Christian Horner zabrał głos na temat potencjalnego powrotu Daniela Ricciardo do Red Bulla.
Sympatyczny Australijczyk po przedwczesnym zakończeniu swojej przygody z McLarenem planował na rok porzucić etatowe starty w F1, aby następnie powrócić w barwach jednego z topowych zespołów. Jego rozłąka ze ściganiem nie potrwała jednak zbyt długo, ponieważ już w najbliższy weekend na Węgrzech ponownie zagości on w stawce kierowców.

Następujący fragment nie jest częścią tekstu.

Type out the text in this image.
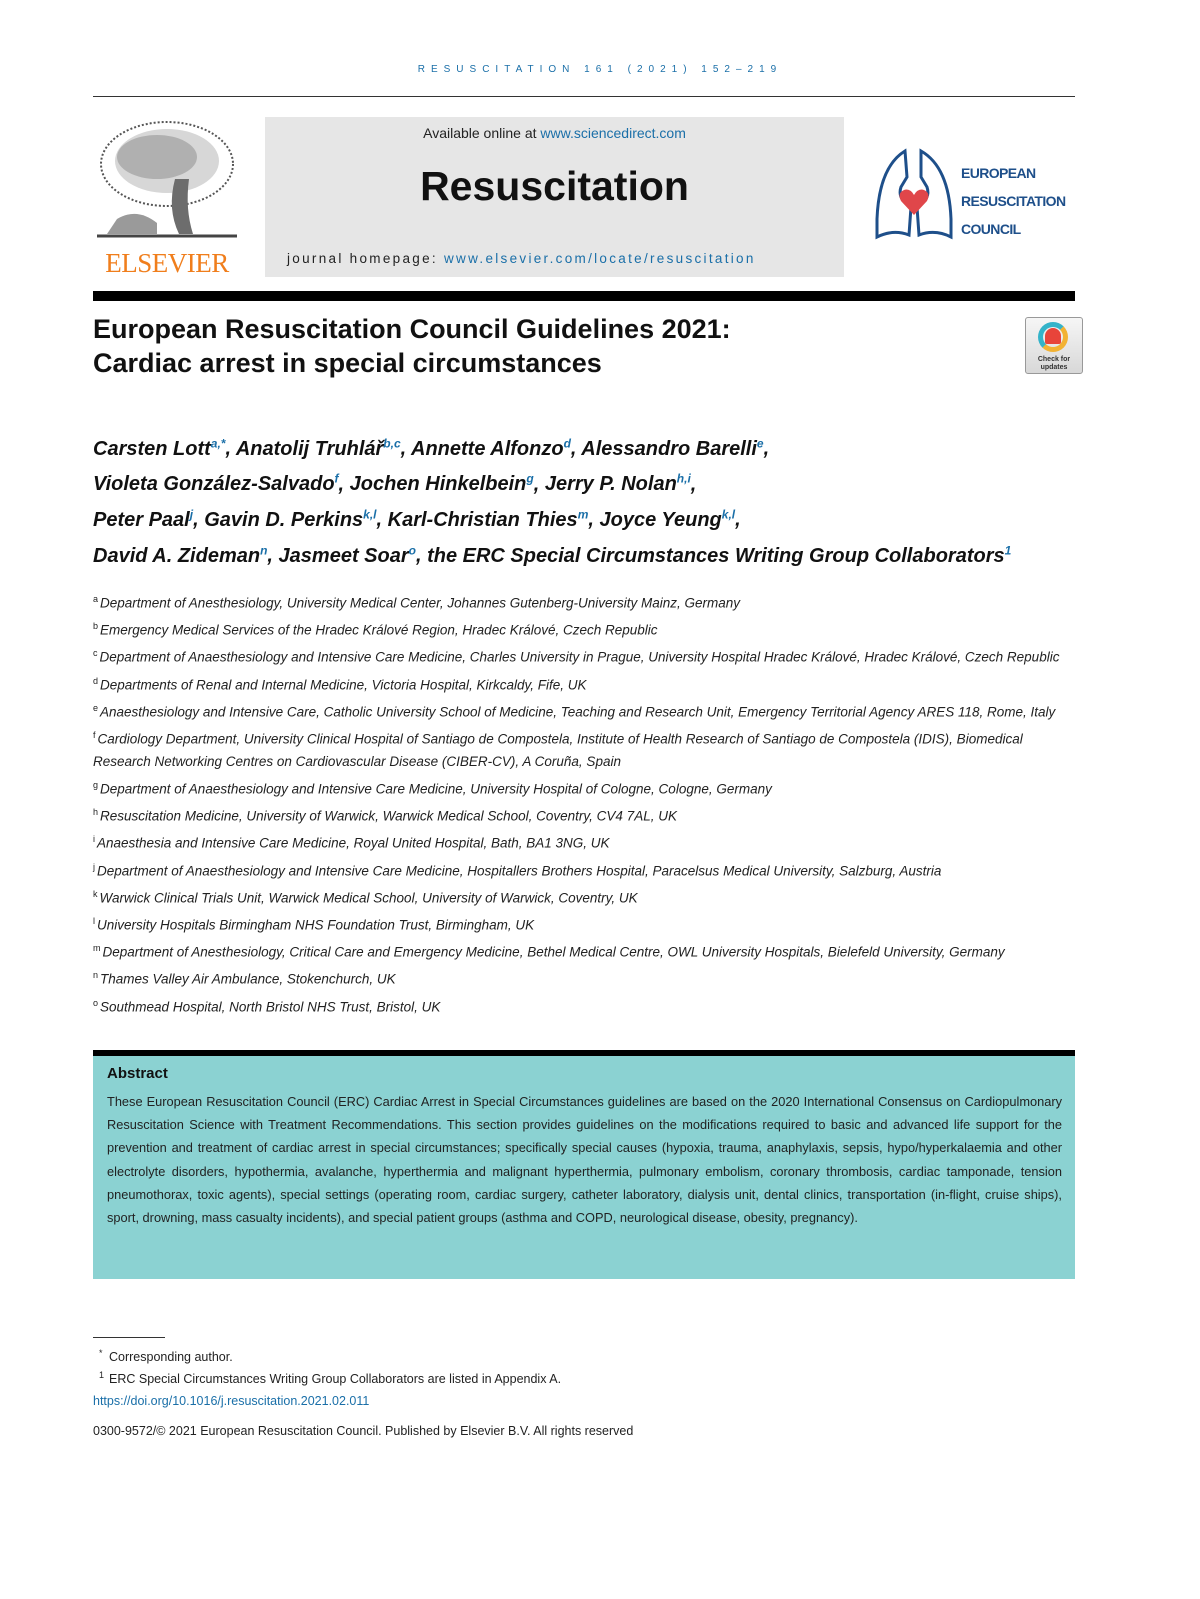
RESUSCITATION 161 (2021) 152–219
ELSEVIER
Available online at www.sciencedirect.com
Resuscitation
journal homepage: www.elsevier.com/locate/resuscitation
EUROPEAN
RESUSCITATION
COUNCIL
European Resuscitation Council Guidelines 2021:
Cardiac arrest in special circumstances	Check for updates
Carsten Lott$^{a,*}$, Anatolij Truhlář$^{b,c}$, Annette Alfonzo$^d$, Alessandro Barelli$^e$,
Violeta González-Salvado$^f$, Jochen Hinkelbein$^g$, Jerry P. Nolan$^{h,i}$,
Peter Paal$^j$, Gavin D. Perkins$^{k,l}$, Karl-Christian Thies$^m$, Joyce Yeung$^{k,l}$,
David A. Zideman$^n$, Jasmeet Soar$^o$, the ERC Special Circumstances Writing Group Collaborators$^1$
$^a$ Department of Anesthesiology, University Medical Center, Johannes Gutenberg-University Mainz, Germany
$^b$ Emergency Medical Services of the Hradec Králové Region, Hradec Králové, Czech Republic
$^c$ Department of Anaesthesiology and Intensive Care Medicine, Charles University in Prague, University Hospital Hradec Králové, Hradec Králové, Czech Republic
$^d$ Departments of Renal and Internal Medicine, Victoria Hospital, Kirkcaldy, Fife, UK
$^e$ Anaesthesiology and Intensive Care, Catholic University School of Medicine, Teaching and Research Unit, Emergency Territorial Agency ARES 118, Rome, Italy
$^f$ Cardiology Department, University Clinical Hospital of Santiago de Compostela, Institute of Health Research of Santiago de Compostela (IDIS), Biomedical Research Networking Centres on Cardiovascular Disease (CIBER-CV), A Coruña, Spain
$^g$ Department of Anaesthesiology and Intensive Care Medicine, University Hospital of Cologne, Cologne, Germany
$^h$ Resuscitation Medicine, University of Warwick, Warwick Medical School, Coventry, CV4 7AL, UK
$^i$ Anaesthesia and Intensive Care Medicine, Royal United Hospital, Bath, BA1 3NG, UK
$^j$ Department of Anaesthesiology and Intensive Care Medicine, Hospitallers Brothers Hospital, Paracelsus Medical University, Salzburg, Austria
$^k$ Warwick Clinical Trials Unit, Warwick Medical School, University of Warwick, Coventry, UK
$^l$ University Hospitals Birmingham NHS Foundation Trust, Birmingham, UK
$^m$ Department of Anesthesiology, Critical Care and Emergency Medicine, Bethel Medical Centre, OWL University Hospitals, Bielefeld University, Germany
$^n$ Thames Valley Air Ambulance, Stokenchurch, UK
$^o$ Southmead Hospital, North Bristol NHS Trust, Bristol, UK
Abstract

These European Resuscitation Council (ERC) Cardiac Arrest in Special Circumstances guidelines are based on the 2020 International Consensus on Cardiopulmonary Resuscitation Science with Treatment Recommendations. This section provides guidelines on the modifications required to basic and advanced life support for the prevention and treatment of cardiac arrest in special circumstances; specifically special causes (hypoxia, trauma, anaphylaxis, sepsis, hypo/hyperkalaemia and other electrolyte disorders, hypothermia, avalanche, hyperthermia and malignant hyperthermia, pulmonary embolism, coronary thrombosis, cardiac tamponade, tension pneumothorax, toxic agents), special settings (operating room, cardiac surgery, catheter laboratory, dialysis unit, dental clinics, transportation (in-flight, cruise ships), sport, drowning, mass casualty incidents), and special patient groups (asthma and COPD, neurological disease, obesity, pregnancy).

* Corresponding author.
1 ERC Special Circumstances Writing Group Collaborators are listed in Appendix A.
https://doi.org/10.1016/j.resuscitation.2021.02.011
0300-9572/© 2021 European Resuscitation Council. Published by Elsevier B.V. All rights reserved
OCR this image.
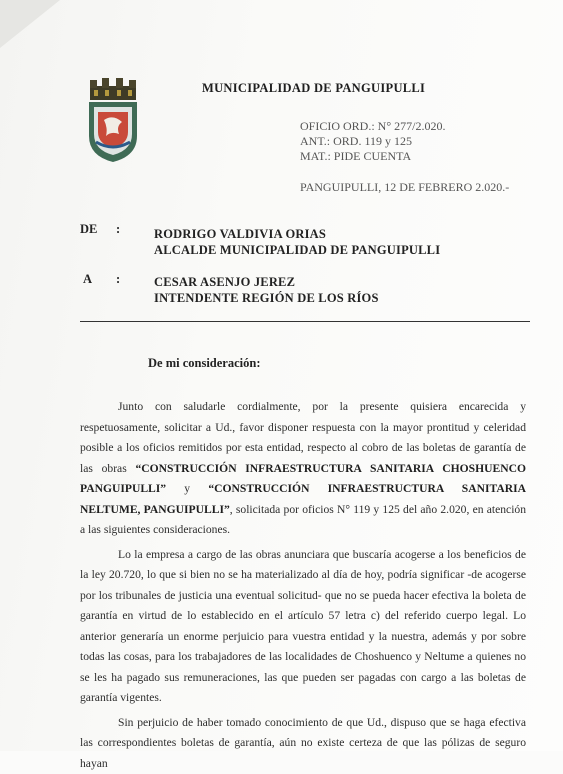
MUNICIPALIDAD DE PANGUIPULLI
OFICIO ORD.: N° 277/2.020.
ANT.: ORD. 119 y 125
MAT.: PIDE CUENTA
PANGUIPULLI, 12 DE FEBRERO 2.020.-
DE :	RODRIGO VALDIVIA ORIAS
ALCALDE MUNICIPALIDAD DE PANGUIPULLI
A :	CESAR ASENJO JEREZ
INTENDENTE REGIÓN DE LOS RÍOS
De mi consideración:

Junto con saludarle cordialmente, por la presente quisiera encarecida y respetuosamente, solicitar a Ud., favor disponer respuesta con la mayor prontitud y celeridad posible a los oficios remitidos por esta entidad, respecto al cobro de las boletas de garantía de las obras “CONSTRUCCIÓN INFRAESTRUCTURA SANITARIA CHOSHUENCO PANGUIPULLI” y “CONSTRUCCIÓN INFRAESTRUCTURA SANITARIA NELTUME, PANGUIPULLI”, solicitada por oficios N° 119 y 125 del año 2.020, en atención a las siguientes consideraciones.

Lo la empresa a cargo de las obras anunciara que buscaría acogerse a los beneficios de la ley 20.720, lo que si bien no se ha materializado al día de hoy, podría significar -de acogerse por los tribunales de justicia una eventual solicitud- que no se pueda hacer efectiva la boleta de garantía en virtud de lo establecido en el artículo 57 letra c) del referido cuerpo legal. Lo anterior generaría un enorme perjuicio para vuestra entidad y la nuestra, además y por sobre todas las cosas, para los trabajadores de las localidades de Choshuenco y Neltume a quienes no se les ha pagado sus remuneraciones, las que pueden ser pagadas con cargo a las boletas de garantía vigentes.

Sin perjuicio de haber tomado conocimiento de que Ud., dispuso que se haga efectiva las correspondientes boletas de garantía, aún no existe certeza de que las pólizas de seguro hayan
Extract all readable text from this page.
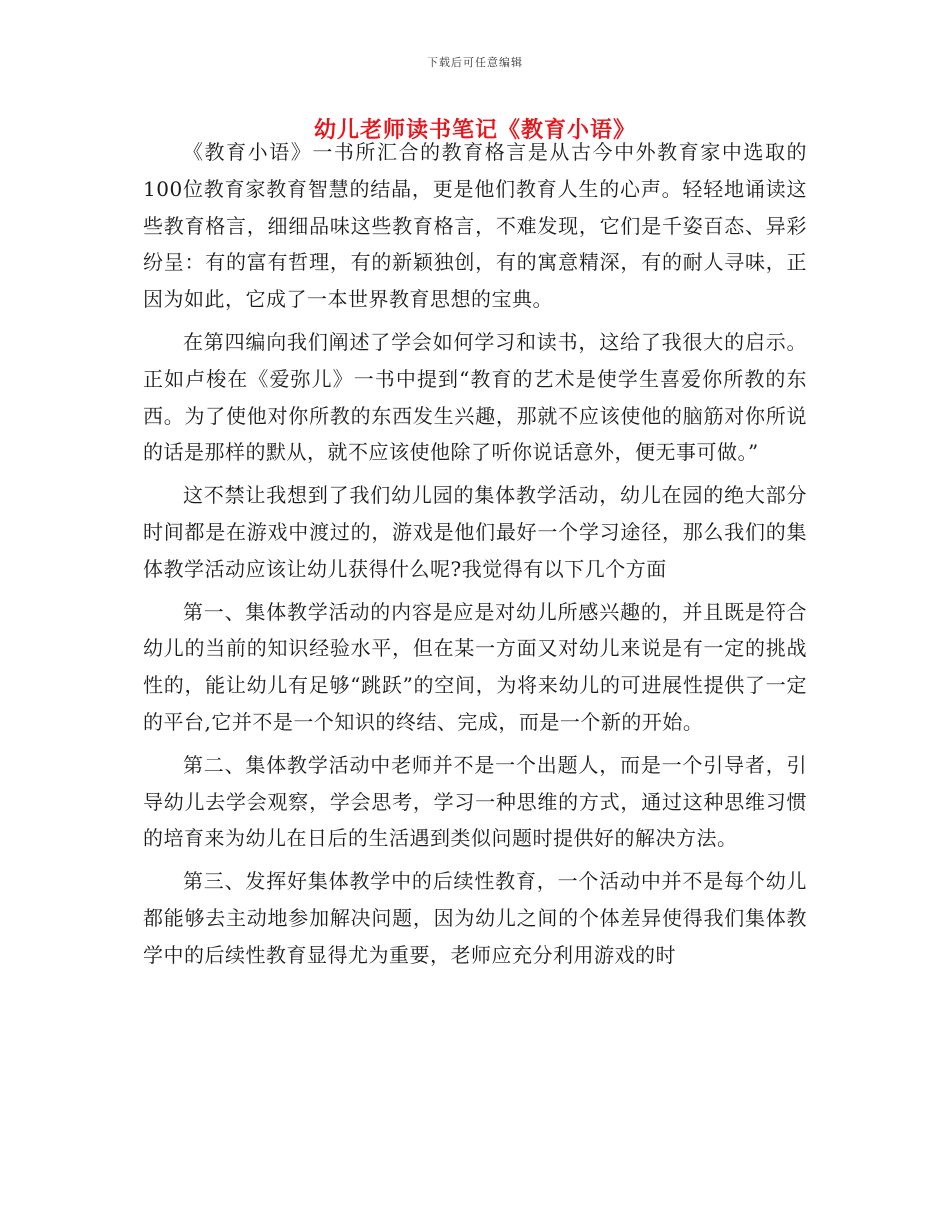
下载后可任意编辑
幼儿老师读书笔记《教育小语》

《教育小语》一书所汇合的教育格言是从古今中外教育家中选取的100位教育家教育智慧的结晶，更是他们教育人生的心声。轻轻地诵读这些教育格言，细细品味这些教育格言，不难发现，它们是千姿百态、异彩纷呈：有的富有哲理，有的新颖独创，有的寓意精深，有的耐人寻味，正因为如此，它成了一本世界教育思想的宝典。

在第四编向我们阐述了学会如何学习和读书，这给了我很大的启示。正如卢梭在《爱弥儿》一书中提到“教育的艺术是使学生喜爱你所教的东西。为了使他对你所教的东西发生兴趣，那就不应该使他的脑筋对你所说的话是那样的默从，就不应该使他除了听你说话意外，便无事可做。”

这不禁让我想到了我们幼儿园的集体教学活动，幼儿在园的绝大部分时间都是在游戏中渡过的，游戏是他们最好一个学习途径，那么我们的集体教学活动应该让幼儿获得什么呢?我觉得有以下几个方面

第一、集体教学活动的内容是应是对幼儿所感兴趣的，并且既是符合幼儿的当前的知识经验水平，但在某一方面又对幼儿来说是有一定的挑战性的，能让幼儿有足够“跳跃”的空间，为将来幼儿的可进展性提供了一定的平台,它并不是一个知识的终结、完成，而是一个新的开始。

第二、集体教学活动中老师并不是一个出题人，而是一个引导者，引导幼儿去学会观察，学会思考，学习一种思维的方式，通过这种思维习惯的培育来为幼儿在日后的生活遇到类似问题时提供好的解决方法。

第三、发挥好集体教学中的后续性教育，一个活动中并不是每个幼儿都能够去主动地参加解决问题，因为幼儿之间的个体差异使得我们集体教学中的后续性教育显得尤为重要，老师应充分利用游戏的时
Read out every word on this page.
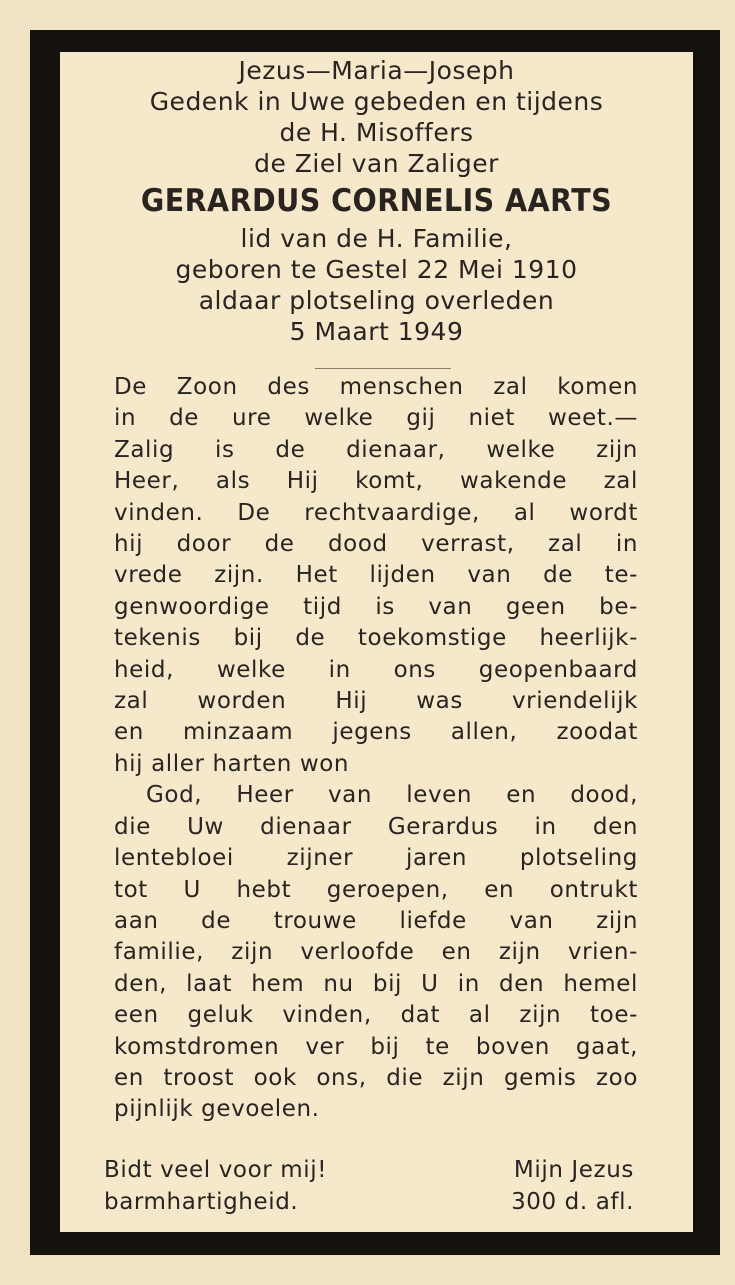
Jezus—Maria—Joseph
Gedenk in Uwe gebeden en tijdens
de H. Misoffers
de Ziel van Zaliger
GERARDUS CORNELIS AARTS
lid van de H. Familie,
geboren te Gestel 22 Mei 1910
aldaar plotseling overleden
5 Maart 1949
De Zoon des menschen zal komen
in de ure welke gij niet weet.—
Zalig is de dienaar, welke zijn
Heer, als Hij komt, wakende zal
vinden. De rechtvaardige, al wordt
hij door de dood verrast, zal in
vrede zijn. Het lijden van de te-
genwoordige tijd is van geen be-
tekenis bij de toekomstige heerlijk-
heid, welke in ons geopenbaard
zal worden Hij was vriendelijk
en minzaam jegens allen, zoodat
hij aller harten won
God, Heer van leven en dood,
die Uw dienaar Gerardus in den
lentebloei zijner jaren plotseling
tot U hebt geroepen, en ontrukt
aan de trouwe liefde van zijn
familie, zijn verloofde en zijn vrien-
den, laat hem nu bij U in den hemel
een geluk vinden, dat al zijn toe-
komstdromen ver bij te boven gaat,
en troost ook ons, die zijn gemis zoo
pijnlijk gevoelen.
Bidt veel voor mij!	Mijn Jezus
barmhartigheid.	300 d. afl.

Dla zawodnika z Perth będzie to oczywiście spore wyzwanie, aby z marszu zaprezentować odpowiednio tempo w nowej dla siebie konstrukcji, która znacząco odstaje od sprawdzonego przez niego kilka dni temu projektu Adriana Neweya. Dodatkowym aspektem jest batalia z Yukim Tsunodą, który zna bolid i zbierał niezłe oceny szczególnie na początku mistrzostw.
Nie jest żadną tajemnicą, że taki ruch Honey Badgera to element sprytnego planu, który może otworzyć mu drzwi do ponownego zostania kolegą Maxa Verstappena. Do tego wątku odniósł się Christian Horner, który odrzucił wszelkie sugestie co do tego, że jego podopieczny będzie obecnie sprawdzany pod kątem wcześniejszego zastąpienia Sergio Pereza. Inaczej wygląda kwestia 2025 roku.
- W tej chwili wszystko jest ustalone jedynie do końca tego sezonu i nie mamy żadnych dalszych planów - powiedział pryncypał Byków w audycji F1 Nation. - Wypożyczyliśmy go po prostu do AlphaTauri do końca roku. Naszymi kierowcami w kolejnej kampanii nadal będą Max Verstappen i Sergio Perez, ale oczywiście dobrze mieć taki talent w rezerwie.
- Uważam, że Daniel poważnie podchodzi do jazdy w AlphaTauri, ponieważ chce powalczyć o miejsce w Red Bullu na sezon 2025. Taki jest jego cel. Myślę, że przejście do AlphaTauri to najlepsza możliwa droga, aby zaprezentować swoje ambicje związane z 2025 rokiem.
Szef stajni z Milton Keynes podkreślił również, że za bardzo szybkim angażem Ricciardo stała jego znakomita dyspozycja w trakcie testów opon na torze Silverstone. Ponadto w rozmowie potwierdzono, że sam zainteresowany wręcz natychmiast przyjął ofertę startów w AT.
- Największe wrażenie zrobił na mnie fakt, że nie prowadził bolidu od około siedmiu miesięcy, a na trzecim lub czwartym okrążeniu był już mniej niż sekundę wolniejszy względem naszych etatowych kierowców. Następnie po założeniu właściwych opon było widać, że jego pewność siebie systematycznie wzrastała. Jego pierwsza poważna próba, która miała miejsce bodajże na siódmym okrążeniu, dałaby mu pierwszy rząd w kwalifikacjach do GP Wielkiej Brytanii. To było bardzo imponujące.
- Przede wszystkim musieliśmy się upewnić, czy on naprawdę tego chce. Jazda w AlphaTauri znacząco różni się od prowadzenia samochodu Red Bulla. Tym samym generuje to pewne wyzwania. Chcieliśmy być pewni, że jest gotowy, aby walczyć o wychodzenie z Q1. W rzeczywistości wydawał się bardzo szczęśliwy, że może znaleźć się w tej sytuacji i wrócić do stawki F1.